The Richmond-based investor has acquired NoDa Flats, a 273-unit apartment community in the heart of the NoDa arts and entertainment district, from TA Realty. The sale closed in early February at a price of roughly $75 million, bringing another institutional owner into one of the city’s most aggressively courted infill pockets.
According to The Real Deal, GrayCo paid about $75 million, or roughly $275,000 per unit, for NoDa Flats. Multi-Housing News reports the purchase was supported by an acquisition loan of roughly $44 million from TIAA and notes that TA Realty had acquired the asset in 2021. Industry watchers say that pricing lines up with steady demand for stabilized, transit-adjacent multifamily in the Charlotte market.
Property details compiled by CoStar show NoDa Flats at 2509 North Davidson Street, where two four-story buildings sit on roughly three acres. The community offers one- to three-bedroom units ranging from about 585 to 1,810 square feet, plus roughly 4,700 square feet of retail, a clubhouse, fitness center, pool and more than 400 parking spaces. Sources disagree on when the property officially opened: CoStar lists 2020, while other reporting points to completion in 2021.
Why NoDa?
NoDa’s arts-and-nightlife strip has long punched above its weight, drawing renters who want murals, music and breweries within walking distance. That mix, plus a steady stream of independent businesses, keeps the neighborhood near the top of investors’ wish lists.

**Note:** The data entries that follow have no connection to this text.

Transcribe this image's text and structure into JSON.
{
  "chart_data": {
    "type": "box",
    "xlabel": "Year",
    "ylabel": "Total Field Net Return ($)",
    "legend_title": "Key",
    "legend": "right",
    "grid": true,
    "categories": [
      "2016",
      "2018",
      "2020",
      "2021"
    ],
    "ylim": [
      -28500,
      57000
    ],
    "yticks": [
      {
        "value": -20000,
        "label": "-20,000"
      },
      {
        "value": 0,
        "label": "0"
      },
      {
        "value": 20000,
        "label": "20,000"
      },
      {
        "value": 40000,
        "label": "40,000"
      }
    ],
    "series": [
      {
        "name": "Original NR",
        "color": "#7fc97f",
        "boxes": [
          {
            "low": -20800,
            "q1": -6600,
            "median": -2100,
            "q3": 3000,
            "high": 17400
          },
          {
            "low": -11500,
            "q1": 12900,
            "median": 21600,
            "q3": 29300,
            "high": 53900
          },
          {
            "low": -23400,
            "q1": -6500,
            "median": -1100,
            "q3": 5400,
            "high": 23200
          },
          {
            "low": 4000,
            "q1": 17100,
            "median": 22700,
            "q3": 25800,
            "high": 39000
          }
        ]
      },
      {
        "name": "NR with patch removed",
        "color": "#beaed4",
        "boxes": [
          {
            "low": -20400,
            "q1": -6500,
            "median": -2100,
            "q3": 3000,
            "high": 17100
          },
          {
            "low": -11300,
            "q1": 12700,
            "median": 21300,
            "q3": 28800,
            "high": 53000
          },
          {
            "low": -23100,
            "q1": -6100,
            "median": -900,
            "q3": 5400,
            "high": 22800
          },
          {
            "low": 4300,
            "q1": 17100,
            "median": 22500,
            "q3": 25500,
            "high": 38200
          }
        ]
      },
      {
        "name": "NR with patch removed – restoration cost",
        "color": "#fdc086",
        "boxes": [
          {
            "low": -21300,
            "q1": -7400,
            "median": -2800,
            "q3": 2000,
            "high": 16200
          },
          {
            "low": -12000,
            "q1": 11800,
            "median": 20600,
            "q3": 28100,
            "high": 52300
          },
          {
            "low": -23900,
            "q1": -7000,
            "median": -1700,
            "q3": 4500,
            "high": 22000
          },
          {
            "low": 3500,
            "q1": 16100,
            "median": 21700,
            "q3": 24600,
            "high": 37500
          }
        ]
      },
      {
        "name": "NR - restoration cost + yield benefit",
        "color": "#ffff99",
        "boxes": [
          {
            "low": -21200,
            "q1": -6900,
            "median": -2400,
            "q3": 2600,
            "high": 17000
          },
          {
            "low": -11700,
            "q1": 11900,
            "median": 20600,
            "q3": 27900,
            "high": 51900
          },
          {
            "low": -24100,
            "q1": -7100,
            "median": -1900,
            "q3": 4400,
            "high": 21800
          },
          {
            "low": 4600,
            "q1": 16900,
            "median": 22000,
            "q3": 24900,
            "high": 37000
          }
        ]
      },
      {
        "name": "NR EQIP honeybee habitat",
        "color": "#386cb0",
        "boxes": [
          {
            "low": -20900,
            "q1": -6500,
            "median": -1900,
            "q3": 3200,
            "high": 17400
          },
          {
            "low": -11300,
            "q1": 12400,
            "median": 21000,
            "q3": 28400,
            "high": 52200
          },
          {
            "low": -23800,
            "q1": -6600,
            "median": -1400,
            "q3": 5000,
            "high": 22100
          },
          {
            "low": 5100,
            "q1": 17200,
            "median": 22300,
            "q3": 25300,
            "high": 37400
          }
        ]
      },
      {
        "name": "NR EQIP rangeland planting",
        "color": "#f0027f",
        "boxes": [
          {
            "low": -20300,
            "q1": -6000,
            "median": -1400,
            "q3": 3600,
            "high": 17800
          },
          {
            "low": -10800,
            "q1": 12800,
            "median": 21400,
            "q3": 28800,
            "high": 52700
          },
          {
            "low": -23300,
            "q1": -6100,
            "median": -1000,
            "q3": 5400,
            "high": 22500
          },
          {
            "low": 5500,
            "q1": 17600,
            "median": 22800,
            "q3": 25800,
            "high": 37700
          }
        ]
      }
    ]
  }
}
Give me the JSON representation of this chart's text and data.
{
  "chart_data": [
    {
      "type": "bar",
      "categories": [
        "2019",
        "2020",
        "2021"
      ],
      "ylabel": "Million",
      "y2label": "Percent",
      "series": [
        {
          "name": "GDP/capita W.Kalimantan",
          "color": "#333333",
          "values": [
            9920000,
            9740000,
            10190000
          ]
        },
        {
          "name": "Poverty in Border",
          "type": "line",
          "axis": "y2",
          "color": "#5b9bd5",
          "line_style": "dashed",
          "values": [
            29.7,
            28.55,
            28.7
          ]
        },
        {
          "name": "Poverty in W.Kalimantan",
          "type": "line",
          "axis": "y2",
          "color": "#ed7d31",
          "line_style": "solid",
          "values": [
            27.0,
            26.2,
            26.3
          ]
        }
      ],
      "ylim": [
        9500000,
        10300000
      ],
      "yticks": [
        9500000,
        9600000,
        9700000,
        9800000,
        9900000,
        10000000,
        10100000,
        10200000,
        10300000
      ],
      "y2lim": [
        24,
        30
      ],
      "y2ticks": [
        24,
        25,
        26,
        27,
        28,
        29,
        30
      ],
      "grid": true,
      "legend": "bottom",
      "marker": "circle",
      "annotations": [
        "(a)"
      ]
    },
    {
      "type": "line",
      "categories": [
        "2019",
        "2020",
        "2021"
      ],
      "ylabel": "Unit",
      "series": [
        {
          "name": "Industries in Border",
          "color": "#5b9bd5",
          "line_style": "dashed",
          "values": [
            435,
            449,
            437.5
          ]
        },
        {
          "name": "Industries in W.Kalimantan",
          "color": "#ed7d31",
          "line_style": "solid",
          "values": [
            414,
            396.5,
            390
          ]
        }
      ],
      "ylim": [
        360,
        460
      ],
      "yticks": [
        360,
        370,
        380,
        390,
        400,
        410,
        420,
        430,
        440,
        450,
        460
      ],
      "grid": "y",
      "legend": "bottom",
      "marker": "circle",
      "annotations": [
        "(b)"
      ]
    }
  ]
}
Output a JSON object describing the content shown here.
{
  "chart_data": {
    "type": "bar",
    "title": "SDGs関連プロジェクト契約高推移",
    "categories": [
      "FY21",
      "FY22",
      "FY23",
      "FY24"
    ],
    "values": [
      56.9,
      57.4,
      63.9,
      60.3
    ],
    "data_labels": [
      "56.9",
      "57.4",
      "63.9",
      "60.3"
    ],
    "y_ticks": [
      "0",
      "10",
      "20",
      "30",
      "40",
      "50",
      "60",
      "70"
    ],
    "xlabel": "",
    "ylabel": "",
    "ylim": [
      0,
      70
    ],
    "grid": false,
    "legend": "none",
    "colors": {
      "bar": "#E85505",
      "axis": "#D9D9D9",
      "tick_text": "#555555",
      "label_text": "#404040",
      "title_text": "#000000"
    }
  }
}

The community is within walking distance of the 25th Street LYNX Blue Line stop, according to CATS, a transit connection that has helped fuel development along North Davidson Street. Local coverage from WFAE has highlighted revived arts markets and festivals that keep NoDa’s creative identity front and center, which does not exactly hurt when you are marketing apartments a short walk away.
Market context
Charlotte’s apartment investment market has been choosy recently: fewer trades overall, but higher prices when deals actually happen. Yardi Matrix data cited by Multi-Housing News shows the metro logged about $1.9 billion in multifamily sales in 2025, with average per-unit pricing above $200,000. In that light, an amenity-heavy, infill asset like NoDa Flats hitting at around $275,000 per unit is very much on trend.
What this means
Reporting indicates GrayCo’s in-house management arm will take over day-to-day operations at NoDa Flats, which suggests a fairly smooth handoff for current residents. For tenants and neighboring businesses, the deal is another signal that NoDa is firmly on institutional investors’ radar and is likely to stay there.
In practical terms, the sale reinforces Charlotte’s infill story: transit-oriented, amenity-rich pockets like NoDa continue to pull in professionally managed housing and retail, even as the broader investment market stays selective.